III. Domínio sócio-emocional - com raízes na função afetiva localizada na base
primitiva do cérebro, principalmente amídala, tálamo e sistema linfático, compreende
áreas de capacidade para conviver em grupos e com grupos; apreciar convivência
grupal e pluralística; encontrar caminhos para experiência de vida em comum
satisfatória e aperfeiçoada, com segurança, estabilidade e maturidade
emocional. Geralmente agrupa aptidões e traços associados: a) liderança,
energia pessoal, persuasão; b) relações humanas, convivência, interação grupal.
IV. Domínio Sensório-motor – primordialmente uma função física do cérebro, sediada no
aparelho sensorial externo, perceptual interno, e aparelho motor, expressa
elevada capacidade na área sensorial (visual, auditiva, olfativa...) e Motora,
(força, equilíbrio, ritmo, resistência, precisão de reflexos...), com notável
controle da mente sobre funções do sistema muscular e ósseo.
3.2 - O Talento
Acadêmico
O talento acadêmico é uma via de expressão de dotação no
domínio da inteligência. A noção de inteligência
e capacidade intelectual inclui habilidades mentais cognitivas que podem
ser desenvolvidas, tais como pensamento analítico, senso de observação
(indução, dedução, transposição); pensamento verbal (linear) e/ ou espacial
(não linear), estabelecimento de relações, memória, julgamento, meta-cognição...
Aceleração é
comprovadamente a forma mais efetiva de se desenvolver esse potencial em alunos
que, no dia a dia escolar, sinalizam presença de capacidade intelectual
expressa em talento acadêmico: facilidade e gosto por
aprender, acumular, guardar, produzir conhecimento.
Nos últimos 20 anos nota-se um esforço entre pesquisadores
da área para desvencilhar o conceito de inteligência da função cognitiva, avançando com outras diferenciações: Gardner, em 1983
desafia a noção de Fator G com suas “Inteligências Múltiplas”; Sternberg
compõe em 1985 a Teoria Triárquica, (analítica, criativa e prática), porem ao
aprofundar o conceito vai agregando outras dimensões e, em 2004, define
inteligência superior e dotação como resultado da interação de quatro fatores: Wisdom (sabedoria), Inteligência, Criatividade e uma Síntese Pessoal dessas e outras características.

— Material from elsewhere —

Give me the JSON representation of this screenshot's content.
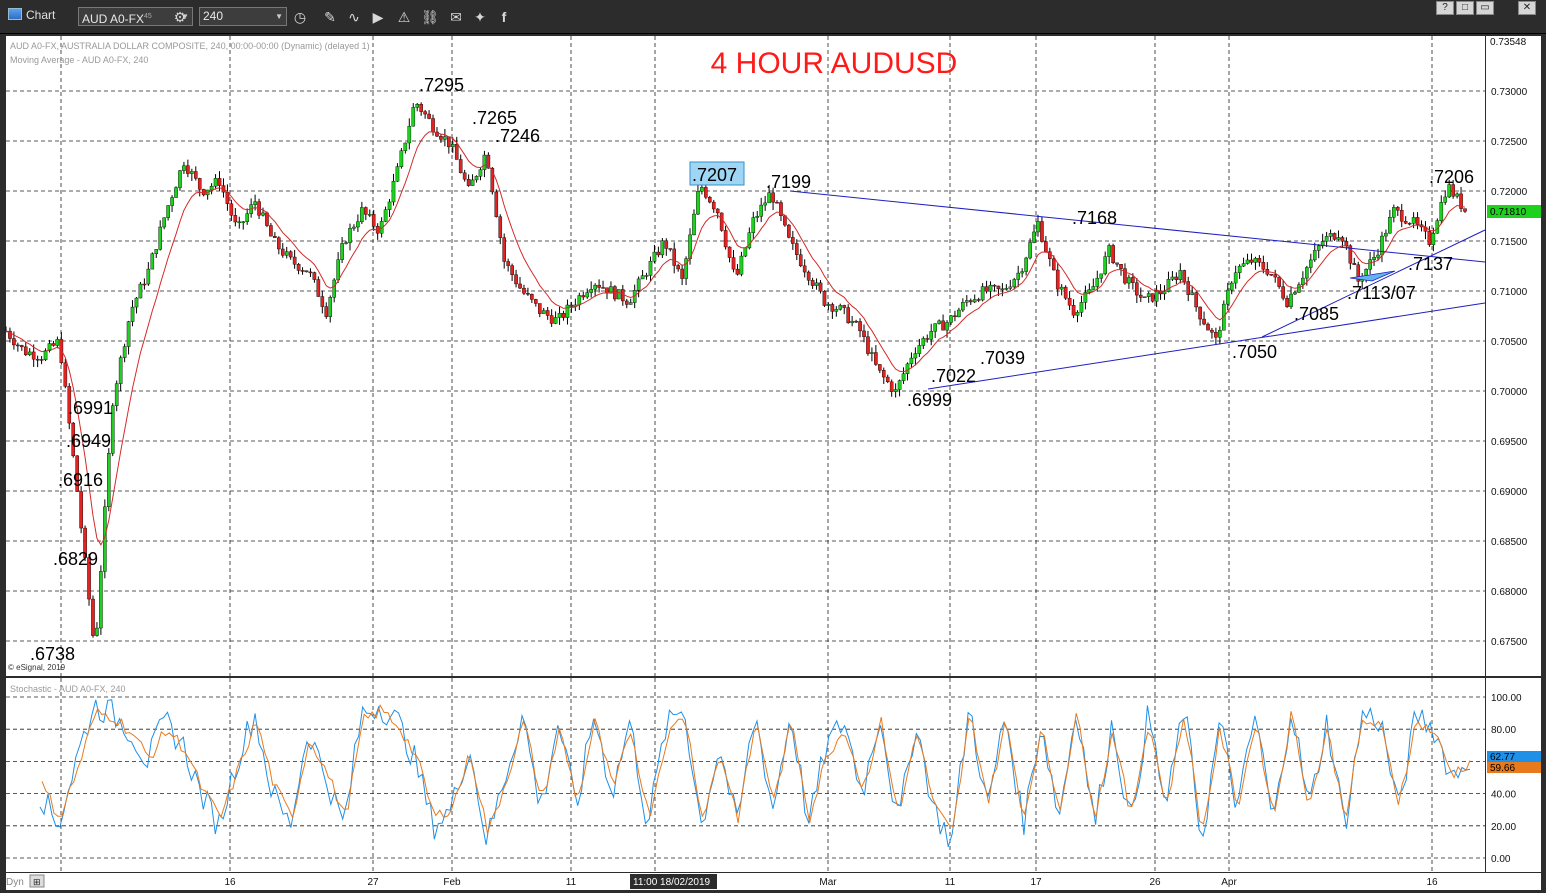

Essa idéia não é
nova entre nós, pois, Helena Antipoff, na década de 30 separa a inteligência civilizada (da escola) de
inteligência prática (da vida), em 1946 afirma: “A inteligência,
encarada no seu todo, não pode ser separada da personalidade total”; e em 1971, comentando os estudos de
Terman: “Não há nenhuma prova contrária à existência de bem dotados no meio
rural...” por implicação, nas classes desprivilegiadas social e
culturalmente, hoje fato tacitamente aceito pela área. No caso do talento
acadêmico, a conceituação básica permanece inalterada: em qualquer conceituação,
talento acadêmico é uma expressão de inteligência como função cognitiva.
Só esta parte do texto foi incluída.